In October a top security official, whose investigations had implicated Syrian authorities in an alleged plot to set off explosives in Lebanon, was killed by a Beirut car bomb. The assassination triggered Sunni protests across the country.
 
“There is a danger. We have to keep extinguishing the fire,” said Suleiman, a Maronite Christian. “The fire extinguisher should always be in our hands.”
 
“There is an ongoing war, but Syria won’t be divided or partitioned. It would be a catastrophe for all the region, but it won’t happen,” the Lebanese leader said, calling for a concerted push by world powers to end the crisis.
 
“They should find a political solution.

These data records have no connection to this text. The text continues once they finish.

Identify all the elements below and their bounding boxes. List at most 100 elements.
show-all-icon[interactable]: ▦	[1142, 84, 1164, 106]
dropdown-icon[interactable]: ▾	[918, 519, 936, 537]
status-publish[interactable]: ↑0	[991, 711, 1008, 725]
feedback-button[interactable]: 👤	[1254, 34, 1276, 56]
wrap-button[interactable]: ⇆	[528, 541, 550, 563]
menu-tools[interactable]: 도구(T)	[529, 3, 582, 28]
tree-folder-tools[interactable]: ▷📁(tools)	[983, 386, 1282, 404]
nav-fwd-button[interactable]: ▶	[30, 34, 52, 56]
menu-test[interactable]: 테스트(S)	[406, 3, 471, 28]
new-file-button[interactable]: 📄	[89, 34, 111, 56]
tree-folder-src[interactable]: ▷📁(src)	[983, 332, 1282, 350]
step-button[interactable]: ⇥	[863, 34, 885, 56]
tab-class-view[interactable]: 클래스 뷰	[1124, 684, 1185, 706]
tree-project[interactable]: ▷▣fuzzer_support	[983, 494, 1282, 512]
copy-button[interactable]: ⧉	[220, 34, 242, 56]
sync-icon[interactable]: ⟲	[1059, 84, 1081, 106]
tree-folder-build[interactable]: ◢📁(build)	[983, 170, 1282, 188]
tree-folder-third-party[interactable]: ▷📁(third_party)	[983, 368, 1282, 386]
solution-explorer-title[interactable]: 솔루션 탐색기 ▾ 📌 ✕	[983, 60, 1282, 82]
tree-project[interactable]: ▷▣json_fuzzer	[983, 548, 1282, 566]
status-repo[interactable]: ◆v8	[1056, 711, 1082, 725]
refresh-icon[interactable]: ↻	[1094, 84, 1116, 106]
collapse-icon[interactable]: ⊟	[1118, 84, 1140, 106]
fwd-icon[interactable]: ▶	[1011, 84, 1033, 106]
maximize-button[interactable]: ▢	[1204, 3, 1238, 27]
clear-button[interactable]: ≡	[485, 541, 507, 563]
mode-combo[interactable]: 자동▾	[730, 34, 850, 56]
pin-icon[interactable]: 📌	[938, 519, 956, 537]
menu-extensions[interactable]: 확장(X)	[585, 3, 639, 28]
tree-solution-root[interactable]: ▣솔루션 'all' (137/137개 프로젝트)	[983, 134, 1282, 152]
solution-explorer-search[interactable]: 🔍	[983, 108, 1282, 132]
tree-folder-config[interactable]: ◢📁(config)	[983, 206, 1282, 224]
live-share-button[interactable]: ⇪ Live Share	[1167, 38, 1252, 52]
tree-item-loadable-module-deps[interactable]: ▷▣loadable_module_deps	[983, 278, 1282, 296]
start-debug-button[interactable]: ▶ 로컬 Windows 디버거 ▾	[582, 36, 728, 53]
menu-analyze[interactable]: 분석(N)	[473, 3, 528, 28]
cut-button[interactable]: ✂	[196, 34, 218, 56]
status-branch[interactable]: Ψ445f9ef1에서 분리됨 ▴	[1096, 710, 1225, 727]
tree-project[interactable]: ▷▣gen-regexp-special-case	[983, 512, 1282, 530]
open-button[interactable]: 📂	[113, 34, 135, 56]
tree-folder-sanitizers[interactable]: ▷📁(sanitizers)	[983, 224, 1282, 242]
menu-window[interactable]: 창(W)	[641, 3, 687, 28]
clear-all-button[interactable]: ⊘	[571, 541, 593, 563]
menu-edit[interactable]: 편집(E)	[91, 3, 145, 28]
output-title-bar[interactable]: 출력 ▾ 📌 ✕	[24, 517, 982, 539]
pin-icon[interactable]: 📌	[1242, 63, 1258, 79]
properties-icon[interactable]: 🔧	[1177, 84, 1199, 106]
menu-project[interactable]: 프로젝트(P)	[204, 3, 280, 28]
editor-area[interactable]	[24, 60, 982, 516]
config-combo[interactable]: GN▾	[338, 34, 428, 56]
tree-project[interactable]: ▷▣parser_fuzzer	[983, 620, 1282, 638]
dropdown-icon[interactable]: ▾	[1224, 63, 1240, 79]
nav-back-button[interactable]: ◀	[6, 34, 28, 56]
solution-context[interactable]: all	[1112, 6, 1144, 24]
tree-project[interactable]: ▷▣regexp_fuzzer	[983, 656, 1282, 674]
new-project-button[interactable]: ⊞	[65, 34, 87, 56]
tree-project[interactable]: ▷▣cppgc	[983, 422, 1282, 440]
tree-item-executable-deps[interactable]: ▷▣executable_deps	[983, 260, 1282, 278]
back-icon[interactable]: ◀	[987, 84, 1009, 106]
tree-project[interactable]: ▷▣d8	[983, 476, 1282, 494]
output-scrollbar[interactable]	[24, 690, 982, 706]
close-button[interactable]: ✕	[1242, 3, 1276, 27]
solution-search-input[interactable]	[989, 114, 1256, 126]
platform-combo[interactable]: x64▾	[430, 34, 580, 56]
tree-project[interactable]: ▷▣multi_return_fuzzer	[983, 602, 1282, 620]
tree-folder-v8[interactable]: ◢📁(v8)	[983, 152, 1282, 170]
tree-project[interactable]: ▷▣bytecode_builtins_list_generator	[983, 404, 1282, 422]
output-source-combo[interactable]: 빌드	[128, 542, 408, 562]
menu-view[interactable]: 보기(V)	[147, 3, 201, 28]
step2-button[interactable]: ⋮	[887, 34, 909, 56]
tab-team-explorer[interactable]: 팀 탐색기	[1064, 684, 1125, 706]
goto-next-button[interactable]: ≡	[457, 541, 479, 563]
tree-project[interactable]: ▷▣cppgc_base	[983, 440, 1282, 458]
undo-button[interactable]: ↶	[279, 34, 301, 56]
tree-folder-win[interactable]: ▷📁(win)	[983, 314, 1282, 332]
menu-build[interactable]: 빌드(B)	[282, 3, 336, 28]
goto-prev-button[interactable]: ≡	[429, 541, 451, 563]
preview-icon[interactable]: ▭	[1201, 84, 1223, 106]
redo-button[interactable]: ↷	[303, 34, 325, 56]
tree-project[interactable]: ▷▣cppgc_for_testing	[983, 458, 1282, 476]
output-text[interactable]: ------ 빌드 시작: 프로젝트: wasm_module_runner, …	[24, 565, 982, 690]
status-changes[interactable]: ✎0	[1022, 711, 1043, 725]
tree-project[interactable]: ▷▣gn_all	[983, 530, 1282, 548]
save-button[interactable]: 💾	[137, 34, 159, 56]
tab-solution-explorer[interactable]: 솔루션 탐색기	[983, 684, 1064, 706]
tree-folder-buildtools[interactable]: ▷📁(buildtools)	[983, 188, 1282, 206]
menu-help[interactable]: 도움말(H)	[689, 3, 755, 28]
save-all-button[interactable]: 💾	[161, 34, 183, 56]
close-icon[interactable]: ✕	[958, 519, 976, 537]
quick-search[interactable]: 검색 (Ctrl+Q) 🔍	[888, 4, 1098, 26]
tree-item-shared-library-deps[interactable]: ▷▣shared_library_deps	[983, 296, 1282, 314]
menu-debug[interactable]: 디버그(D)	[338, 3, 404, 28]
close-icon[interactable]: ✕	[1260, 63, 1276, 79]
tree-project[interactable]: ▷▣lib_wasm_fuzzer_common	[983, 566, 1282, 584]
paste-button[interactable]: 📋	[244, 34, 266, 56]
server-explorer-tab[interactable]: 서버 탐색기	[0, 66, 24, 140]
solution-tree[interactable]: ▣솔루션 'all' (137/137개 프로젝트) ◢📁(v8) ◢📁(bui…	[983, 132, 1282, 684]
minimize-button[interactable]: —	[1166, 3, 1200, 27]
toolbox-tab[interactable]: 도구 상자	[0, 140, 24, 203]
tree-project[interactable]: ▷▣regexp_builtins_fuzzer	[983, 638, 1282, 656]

It is imperative that they have an international conference because the damage of what is happening will not be confined to Syria, but will hurt all major powers.
 
“Europe, Russia and the United States and major powers should agree on a solution and should impose it on Arabs and on the Syrians,” he declared.
 
International divisions have paralyzed U.N. Security Council action to halt the Syrian conflict. Russia and China have blocked three resolutions backed by Western and some Arab states aimed at putting pressure on Assad to stop the bloodshed.
 
“I am very worried about the situation,” Suleiman said. “We are working to prevent the explosion. Nobody has any excuse to avoid their responsibilities.
 
“Those who benefit from the existing situation have no right to subject the country to a problem,” he said, apparently referring to Syria’s local partisans including Hezbollah and its allies, who dominate Prime Minister Najib Mikati’s government.
 
Queried on how long he believed Assad could stay in power, the 64-year-old Suleiman was circumspect. Asked if it could be years, he said, “Maybe. We have experience about this kind of crisis which lasted for many years,” referring to the 1975-90 civil war.